Für den Senat blieb schlussendlich noch zu prüfen, ob der Kläger gemäß § 92 SGB IX zu den Leistungen der Eingliederungshilfe nach Maßgabe des Kapitels 9 des Zweiten Teils des SGB IX einen Beitrag aufzubringen hat. Einer entsprechenden Leistungsgewährung stehen vorliegend aber die Einkommens- und Vermögensverhältnisse (§§ 136, 140 IX) des Klägers nicht entgegen, weil er aktuell im Bezug von Leistungen zum Lebensunterhalt nach dem SGB XII steht. Nach § 138 Abs. 1 Nr. 8 SGB IX ist daher ein Beitrag nicht aufzubringen. Der Kläger bezieht Leistungen nach dem SGB XII monatlich in Höhe von insgesamt 1.004,90 EUR und ein Einkommen aus einer Beschäftigung bei der X ... Werkstätten gGmbH mit einer monatlichen Vergütung in Höhe von 136 EUR. Verwertbares Vermögen ist nicht vorhanden.
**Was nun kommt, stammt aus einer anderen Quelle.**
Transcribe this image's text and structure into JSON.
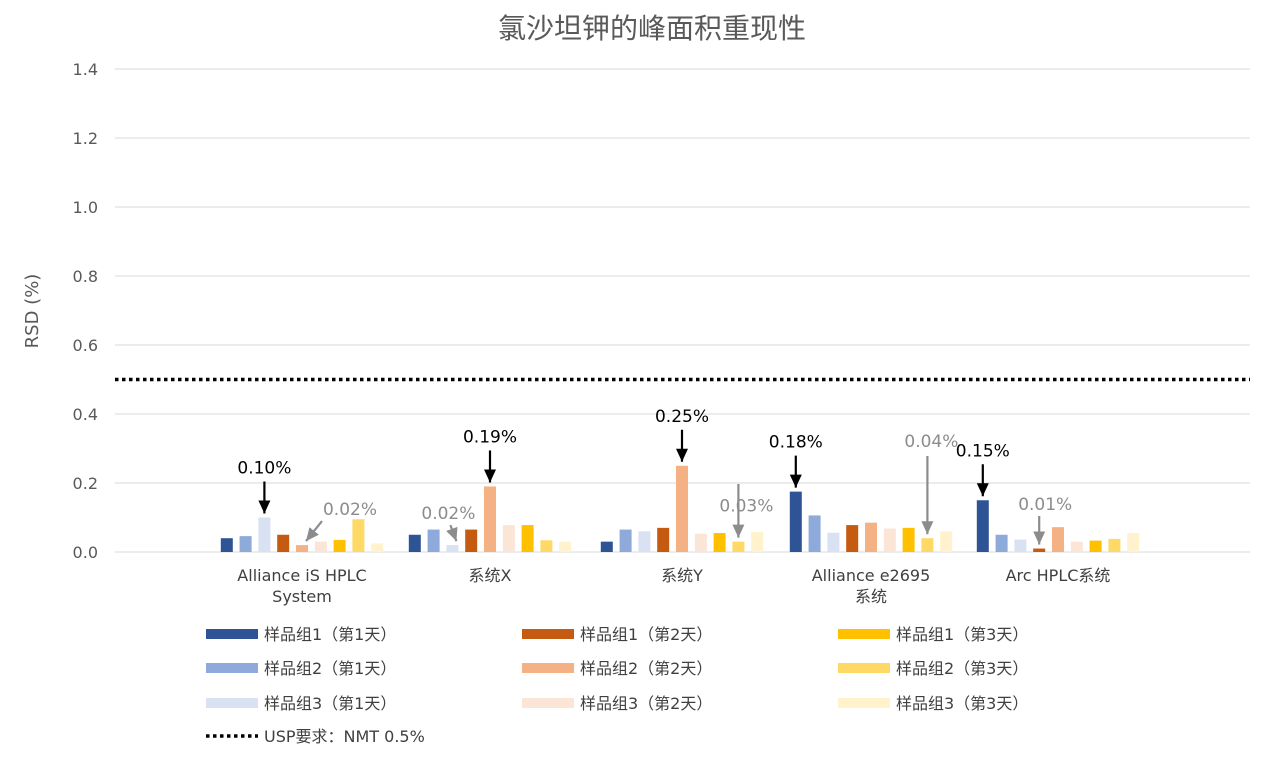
{
  "chart_data": {
    "type": "bar",
    "title": "氯沙坦钾的峰面积重现性",
    "ylabel": "RSD (%)",
    "xlabel": "",
    "ylim": [
      0,
      1.4
    ],
    "yticks": [
      "0.0",
      "0.2",
      "0.4",
      "0.6",
      "0.8",
      "1.0",
      "1.2",
      "1.4"
    ],
    "grid": true,
    "legend_position": "bottom",
    "categories": [
      [
        "Alliance iS HPLC",
        "System"
      ],
      [
        "系统X"
      ],
      [
        "系统Y"
      ],
      [
        "Alliance e2695",
        "系统"
      ],
      [
        "Arc HPLC系统"
      ]
    ],
    "series": [
      {
        "name": "样品组1（第1天）",
        "color": "#2f5496",
        "values": [
          0.04,
          0.05,
          0.03,
          0.175,
          0.15
        ]
      },
      {
        "name": "样品组2（第1天）",
        "color": "#8eaadb",
        "values": [
          0.046,
          0.065,
          0.065,
          0.106,
          0.05
        ]
      },
      {
        "name": "样品组3（第1天）",
        "color": "#d9e2f3",
        "values": [
          0.1,
          0.02,
          0.06,
          0.056,
          0.036
        ]
      },
      {
        "name": "样品组1（第2天）",
        "color": "#c55a11",
        "values": [
          0.05,
          0.065,
          0.07,
          0.078,
          0.01
        ]
      },
      {
        "name": "样品组2（第2天）",
        "color": "#f4b183",
        "values": [
          0.02,
          0.19,
          0.25,
          0.085,
          0.072
        ]
      },
      {
        "name": "样品组3（第2天）",
        "color": "#fbe5d6",
        "values": [
          0.03,
          0.078,
          0.053,
          0.068,
          0.03
        ]
      },
      {
        "name": "样品组1（第3天）",
        "color": "#ffc000",
        "values": [
          0.035,
          0.078,
          0.055,
          0.07,
          0.033
        ]
      },
      {
        "name": "样品组2（第3天）",
        "color": "#ffd966",
        "values": [
          0.095,
          0.034,
          0.03,
          0.04,
          0.038
        ]
      },
      {
        "name": "样品组3（第3天）",
        "color": "#fff2cc",
        "values": [
          0.025,
          0.03,
          0.058,
          0.06,
          0.055
        ]
      }
    ],
    "reference_line": {
      "name": "USP要求：NMT 0.5%",
      "value": 0.5,
      "style": "dotted",
      "color": "#000000"
    },
    "annotations": [
      {
        "text": "0.10%",
        "category": 0,
        "series": 2,
        "color": "#000000",
        "arrow": "down"
      },
      {
        "text": "0.02%",
        "category": 0,
        "series": 4,
        "color": "#8c8c8c",
        "arrow": "diagonal"
      },
      {
        "text": "0.02%",
        "category": 1,
        "series": 2,
        "color": "#8c8c8c",
        "arrow": "diagonal"
      },
      {
        "text": "0.19%",
        "category": 1,
        "series": 4,
        "color": "#000000",
        "arrow": "down"
      },
      {
        "text": "0.25%",
        "category": 2,
        "series": 4,
        "color": "#000000",
        "arrow": "down"
      },
      {
        "text": "0.03%",
        "category": 2,
        "series": 7,
        "color": "#8c8c8c",
        "arrow": "down"
      },
      {
        "text": "0.18%",
        "category": 3,
        "series": 0,
        "color": "#000000",
        "arrow": "down"
      },
      {
        "text": "0.04%",
        "category": 3,
        "series": 7,
        "color": "#8c8c8c",
        "arrow": "down"
      },
      {
        "text": "0.15%",
        "category": 4,
        "series": 0,
        "color": "#000000",
        "arrow": "down"
      },
      {
        "text": "0.01%",
        "category": 4,
        "series": 3,
        "color": "#8c8c8c",
        "arrow": "down"
      }
    ]
  }
}
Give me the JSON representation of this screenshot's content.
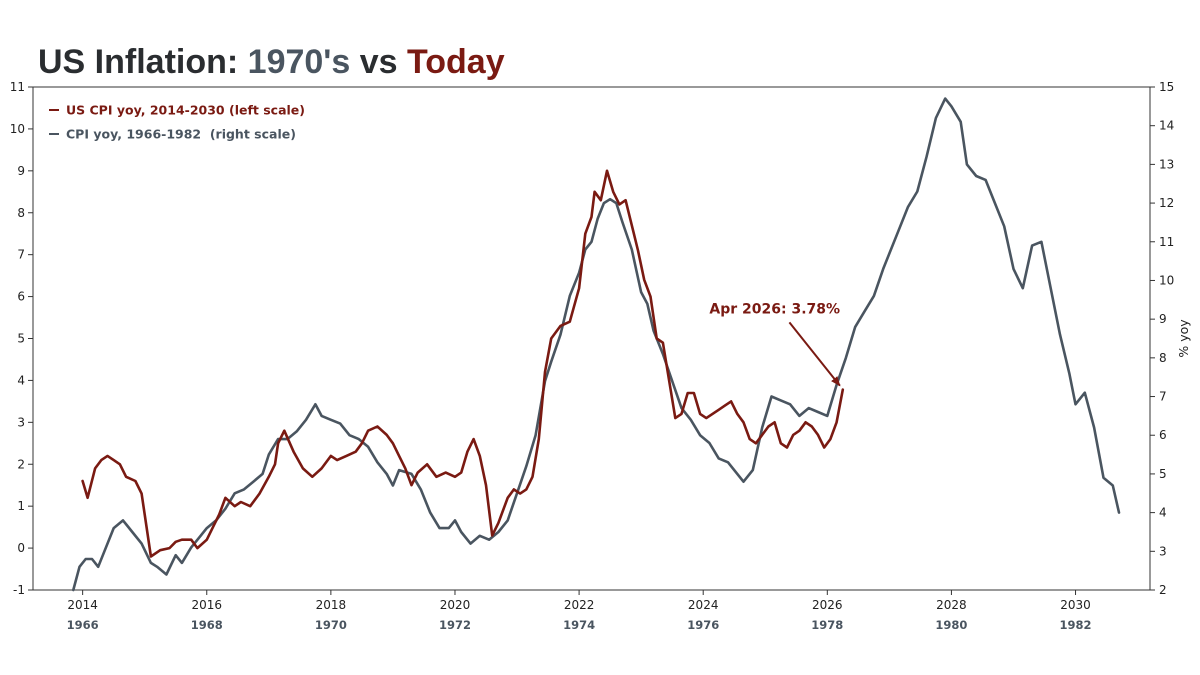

Damit hat die unselbständige Anschlussberufung des Klägers Erfolg, während die Berufung des Beklagten zurückzuweisen war.

Die Kostenentscheidung beruht auf § 193 Abs. 1 SGG. Dem Beklagten auch die außergerichtlichen Kosten der Beigeladenen aufzuerlegen entspricht nicht der Billigkeit, da diese im Berufungsverfahren Sachanträge nicht gestellt und damit ein Prozessrisiko nicht übernommen haben. Gründe für die Zulassung der Revision (§ 160 Abs. 2 SGG) liegen nicht vor.